Oh, oh, oh – what a delightful novel.
Major Pettigrew is a very conventional, retired widower now dealing with the loss of his younger brother Bertie. His uneasy relationship with his adult son, Roger, only serves to remind him how truly lonely he is in the world. While enduring the condolences of socialite community women, and trying to regain ownership of Bertie’s old gun that should rightfully go to him, he finds himself drawn into a wonderful friendship with Mrs. Jasmina Ali – the local Pakistani shopkeeper. They bond over a love of literature, propriety, and their family troubles and their love story is adorable and full of that sharp, British wit.
I admit that for myself, the story started a bit slow. It wasn’t long though until I was drawn in Pettigrew’s world – the Major is a very honorable, sensible man and it was just so refreshing to read about two level-headed people falling in love, despite the craziness going on around them. There were some truly irritating characters, but it was fun to see the Major’s sarcastic retorts, and Mrs. Ali snuck a few good comebacks in herself. Roger, his son, was probably the character I found most annoying. Actually this quote perfectly demonstrates the difference between Major Pettigrew and his son:
“Oh it’s simple pragmatism, Dad. It’s called the real world. If we refused to do business with the morally questionable, the deal volume would drop in half and the good guys like us would end up poor. Then where would we all be?”
“On a nice dry spit of land known as the moral high ground?” suggested the Major.

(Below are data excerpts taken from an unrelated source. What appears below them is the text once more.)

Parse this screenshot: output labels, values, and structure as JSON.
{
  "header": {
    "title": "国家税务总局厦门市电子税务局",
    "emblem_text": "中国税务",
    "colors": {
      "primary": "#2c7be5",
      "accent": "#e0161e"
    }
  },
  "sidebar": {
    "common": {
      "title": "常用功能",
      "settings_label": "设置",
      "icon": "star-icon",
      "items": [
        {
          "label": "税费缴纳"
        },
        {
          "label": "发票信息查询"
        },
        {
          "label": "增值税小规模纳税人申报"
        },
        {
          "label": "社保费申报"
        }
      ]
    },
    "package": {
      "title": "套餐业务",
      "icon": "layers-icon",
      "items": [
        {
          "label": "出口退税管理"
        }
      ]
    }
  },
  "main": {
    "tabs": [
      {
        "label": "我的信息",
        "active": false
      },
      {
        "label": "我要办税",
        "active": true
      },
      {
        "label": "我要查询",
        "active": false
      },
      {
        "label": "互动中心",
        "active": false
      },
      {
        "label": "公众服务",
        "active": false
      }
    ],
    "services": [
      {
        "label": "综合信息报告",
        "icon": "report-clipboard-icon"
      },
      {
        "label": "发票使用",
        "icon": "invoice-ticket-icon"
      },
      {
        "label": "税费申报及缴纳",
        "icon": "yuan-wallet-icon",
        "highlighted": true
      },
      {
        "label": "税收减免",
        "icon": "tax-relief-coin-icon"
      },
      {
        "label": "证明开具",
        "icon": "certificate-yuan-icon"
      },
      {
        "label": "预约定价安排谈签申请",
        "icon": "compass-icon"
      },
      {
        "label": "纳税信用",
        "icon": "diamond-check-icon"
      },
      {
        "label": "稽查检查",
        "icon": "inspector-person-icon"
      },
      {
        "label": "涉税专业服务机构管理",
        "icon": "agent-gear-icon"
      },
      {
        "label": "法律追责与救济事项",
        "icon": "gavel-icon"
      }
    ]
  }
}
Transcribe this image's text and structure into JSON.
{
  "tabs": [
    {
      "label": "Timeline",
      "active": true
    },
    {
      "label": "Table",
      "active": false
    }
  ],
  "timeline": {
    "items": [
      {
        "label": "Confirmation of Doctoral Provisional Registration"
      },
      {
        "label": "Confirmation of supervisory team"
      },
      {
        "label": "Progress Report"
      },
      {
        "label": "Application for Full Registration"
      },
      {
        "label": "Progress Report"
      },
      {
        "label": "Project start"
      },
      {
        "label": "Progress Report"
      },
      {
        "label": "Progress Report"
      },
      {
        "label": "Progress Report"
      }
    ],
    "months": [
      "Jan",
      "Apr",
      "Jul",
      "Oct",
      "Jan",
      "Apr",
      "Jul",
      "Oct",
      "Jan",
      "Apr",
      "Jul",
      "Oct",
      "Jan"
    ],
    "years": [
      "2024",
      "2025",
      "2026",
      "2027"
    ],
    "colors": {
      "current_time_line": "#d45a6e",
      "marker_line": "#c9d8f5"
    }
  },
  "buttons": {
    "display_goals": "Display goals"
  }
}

There were also several characters that started off annoying but gradually became much more likable, such as Abdul Wahid or Grace. It made me happy that there so many unique characters, and that some of them actually redeemed themselves before the story ended. It also just gave me a warm, fuzzy feeling inside to see so many people becoming friends, even though so many of them would be considered past the age for that. We all just kind of assume that past the middle-aged years of our lives, we’re pretty much done with bonding and new relationships.
On a more serious note, it was quite thought-provoking to see the tensions between the British and the Pakistani characters. Honestly, it’s not really a relationship I’d ever thought about before, and I thought this book did a good job of reflecting the tensions still present, despite the social niceties and that the setting is the modern world.
Overall, this was a perfectly quaint little book. I loved the story, the characters, the dialogue – I honestly can’t say a bad thing about it.